Green Freight Europe und Logistik-Initiative Hamburg schließen Kooperationsabkommen

Frühlingsforum der Logistik-Initiative Hamburg in der Handelskammer / Auftakt zum Jahresthema "Logistik geht neue Wege"

(PresseBox) ( Hamburg, )
Hamburg gehört in die erste Liga. In jedem Fall auch in der Logistik. Um sogar den Weg in die Euroleague zu ebnen, hat die Logistik-Initiative Hamburg einen Kooperationsvertrag mit Green Freight Europe geschlossen. Anlass war das Erste Frühlingsforum Logistik - ein neues Format, gestaltet von allen Arbeitskreisleitern der Logistik-Initiative und Anstoß für das Jahresthema "Logistik geht neue Wege".

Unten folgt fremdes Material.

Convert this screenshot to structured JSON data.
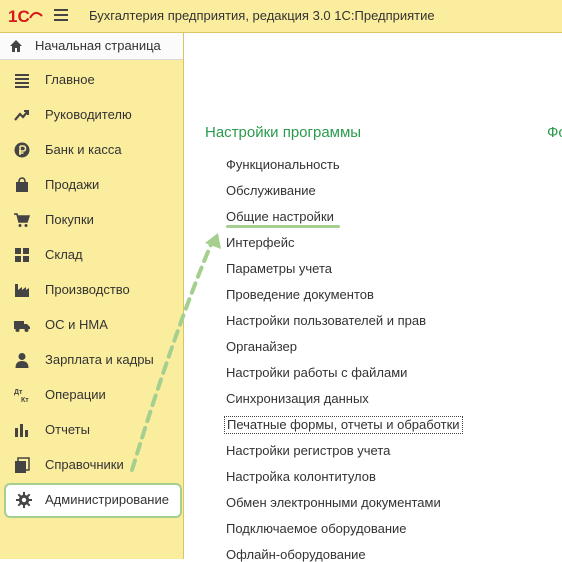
{
  "app": {
    "title": "Бухгалтерия предприятия, редакция 3.0 1С:Предприятие",
    "logo_text": "1С"
  },
  "colors": {
    "sidebar_bg": "#fbed9e",
    "accent_green": "#2a9b4e",
    "highlight_green": "#a4cf8e",
    "logo_red": "#d6191b"
  },
  "sidebar": {
    "home_label": "Начальная страница",
    "items": [
      {
        "label": "Главное",
        "icon": "list-icon"
      },
      {
        "label": "Руководителю",
        "icon": "trend-icon"
      },
      {
        "label": "Банк и касса",
        "icon": "ruble-icon"
      },
      {
        "label": "Продажи",
        "icon": "bag-icon"
      },
      {
        "label": "Покупки",
        "icon": "cart-icon"
      },
      {
        "label": "Склад",
        "icon": "boxes-icon"
      },
      {
        "label": "Производство",
        "icon": "factory-icon"
      },
      {
        "label": "ОС и НМА",
        "icon": "truck-icon"
      },
      {
        "label": "Зарплата и кадры",
        "icon": "person-icon"
      },
      {
        "label": "Операции",
        "icon": "dt-kt-icon"
      },
      {
        "label": "Отчеты",
        "icon": "bar-chart-icon"
      },
      {
        "label": "Справочники",
        "icon": "books-icon"
      },
      {
        "label": "Администрирование",
        "icon": "gear-icon",
        "active": true
      }
    ]
  },
  "main": {
    "section_title": "Настройки программы",
    "section_title_2": "Фо",
    "links": [
      "Функциональность",
      "Обслуживание",
      "Общие настройки",
      "Интерфейс",
      "Параметры учета",
      "Проведение документов",
      "Настройки пользователей и прав",
      "Органайзер",
      "Настройки работы с файлами",
      "Синхронизация данных",
      "Печатные формы, отчеты и обработки",
      "Настройки регистров учета",
      "Настройка колонтитулов",
      "Обмен электронными документами",
      "Подключаемое оборудование",
      "Офлайн-оборудование"
    ],
    "highlighted_link": "Общие настройки",
    "focused_link": "Печатные формы, отчеты и обработки"
  }
}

"Der Logistikstandort Hamburg ist erstklassig, aber das ist kein Grund, sich auf den Lorbeeren auszuruhen", sagte der Vorsitzende der Logistik-Initiative Hamburg (LIHH), Professor Dr. Peer Witten, anlässlich der Eröffnung des Frühlingsforums. So sollen 2014 Ideen und Projekte gesammelt werden, deren Umsetzung es ermöglicht, die vorhandene Verkehrsinfrastruktur in der Metropolregion intelligenter zu nutzen. "Dies kann kein Selbstzweck sein, sondern muss dazu dienen, die Lebensqualität der Menschen in der Metropolregion Hamburg nachhaltig zu verbessern", so Witten weiter.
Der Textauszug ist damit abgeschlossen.